UK Mortgage Affordability Reaches Most Strained Point Since 2008, Report Reveals

UK Finance has indicated that mortgage affordability across the United Kingdom has reached its most strained point since 2008, according to a new analysis by UK Finance. The industry body’s latest Lending Where We Live report highlights sharp contrasts in the financial burden faced by homebuyers and landlords depending on where they live, with property prices, earnings and local market conditions driving major differences.

UK Finance pointed out that last year saw 723,000 new home-purchase loans completed, a 17 per cent rise on the previous year.

Yet the typical first-time buyer or mover now devotes 21.3 per cent of gross household income to mortgage repayments – the highest share recorded in 17 years.

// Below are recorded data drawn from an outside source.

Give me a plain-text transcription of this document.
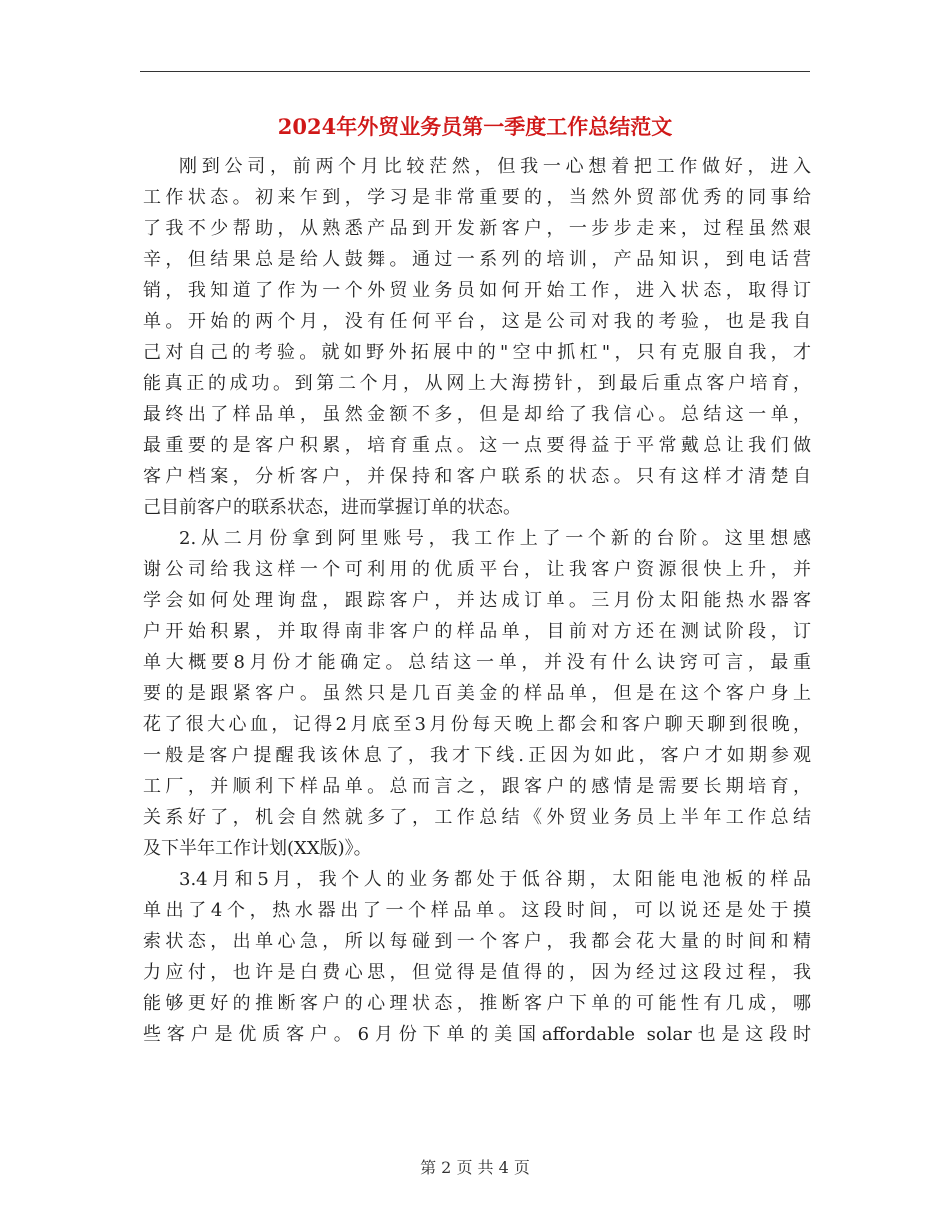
2024年外贸业务员第一季度工作总结范文

刚到公司，前两个月比较茫然，但我一心想着把工作做好，进入
工作状态。初来乍到，学习是非常重要的，当然外贸部优秀的同事给
了我不少帮助，从熟悉产品到开发新客户，一步步走来，过程虽然艰
辛，但结果总是给人鼓舞。通过一系列的培训，产品知识，到电话营
销，我知道了作为一个外贸业务员如何开始工作，进入状态，取得订
单。开始的两个月，没有任何平台，这是公司对我的考验，也是我自
己对自己的考验。就如野外拓展中的"空中抓杠"，只有克服自我，才
能真正的成功。到第二个月，从网上大海捞针，到最后重点客户培育，
最终出了样品单，虽然金额不多，但是却给了我信心。总结这一单，
最重要的是客户积累，培育重点。这一点要得益于平常戴总让我们做
客户档案，分析客户，并保持和客户联系的状态。只有这样才清楚自
己目前客户的联系状态，进而掌握订单的状态。

2.从二月份拿到阿里账号，我工作上了一个新的台阶。这里想感
谢公司给我这样一个可利用的优质平台，让我客户资源很快上升，并
学会如何处理询盘，跟踪客户，并达成订单。三月份太阳能热水器客
户开始积累，并取得南非客户的样品单，目前对方还在测试阶段，订
单大概要8月份才能确定。总结这一单，并没有什么诀窍可言，最重
要的是跟紧客户。虽然只是几百美金的样品单，但是在这个客户身上
花了很大心血，记得2月底至3月份每天晚上都会和客户聊天聊到很晚，
一般是客户提醒我该休息了，我才下线.正因为如此，客户才如期参观
工厂，并顺利下样品单。总而言之，跟客户的感情是需要长期培育，
关系好了，机会自然就多了，工作总结《外贸业务员上半年工作总结
及下半年工作计划(XX版)》。

3.4月和5月，我个人的业务都处于低谷期，太阳能电池板的样品
单出了4个，热水器出了一个样品单。这段时间，可以说还是处于摸
索状态，出单心急，所以每碰到一个客户，我都会花大量的时间和精
力应付，也许是白费心思，但觉得是值得的，因为经过这段过程，我
能够更好的推断客户的心理状态，推断客户下单的可能性有几成，哪
些客户是优质客户。6月份下单的美国affordable solar也是这段时

第 2 页 共 4 页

This average masks even greater pressure in certain hotspots. In North Norfolk and the London borough of Hillingdon, borrowers allocate more than a quarter of their income (25.7 per cent and 25.1 per cent respectively) to initial repayments.

Eight of the ten least affordable local authorities sit in the capital’s commuter belt, including Luton, Slough and Spelthorne, where repayment ratios hover around 24-25 per cent.

By contrast, seven of the ten most affordable areas are in Scotland.

Borrowers in places such as East Ayrshire and Inverclyde spend roughly nine percentage points less of their income on mortgages than those in the least affordable English districts.

The City of London, despite high prices, appears relatively affordable on this measure because of its concentration of high-earning residents. The buy-to-let sector faces its own regional story.

Higher stamp duty, the phased removal of mortgage-interest tax relief and tougher lending rules have squeezed profitability and encouraged some landlords to sell up.

Nevertheless, purchase activity grew in every UK region during 2025.

Rental yields remain strongest north of the border, where several Scottish local authorities deliver gross returns exceeding nine per cent.

At the opposite end, yields dip as low as five per cent in parts of Devon, Cambridge and the Derbyshire Dales. Average mortgage debt also varies dramatically.

London borrowers carry the heaviest load at £280,000 – nearly £70,000 more than in the South East. Northern Ireland, by comparison, records the lowest typical debt of £99,500.

Variable-rate mortgages are slightly more common in London (16 per cent) and Northern Ireland (18 per cent) than the national 12-14 per cent range, while interest-only loans are most prevalent in the capital at 12 per cent.

James Tatch, head of analytics at UK Finance, noted that recent years have tested aspiring homeowners, but the strain is far from uniform.

“Property prices, wages and demographics differ greatly across and within regions,” he said.

“All of these factors shape both affordability for buyers and returns for landlords.”

He added that a clearer picture of local markets can help policymakers and industry improve outcomes nationwide.

Joe Pepper, UK CEO of PEXA, doubled down on the for greater local insight. As the sector embraces digital tools, he argued, there is scope to build a more efficient and transparent housing market that better serves borrowers wherever they live.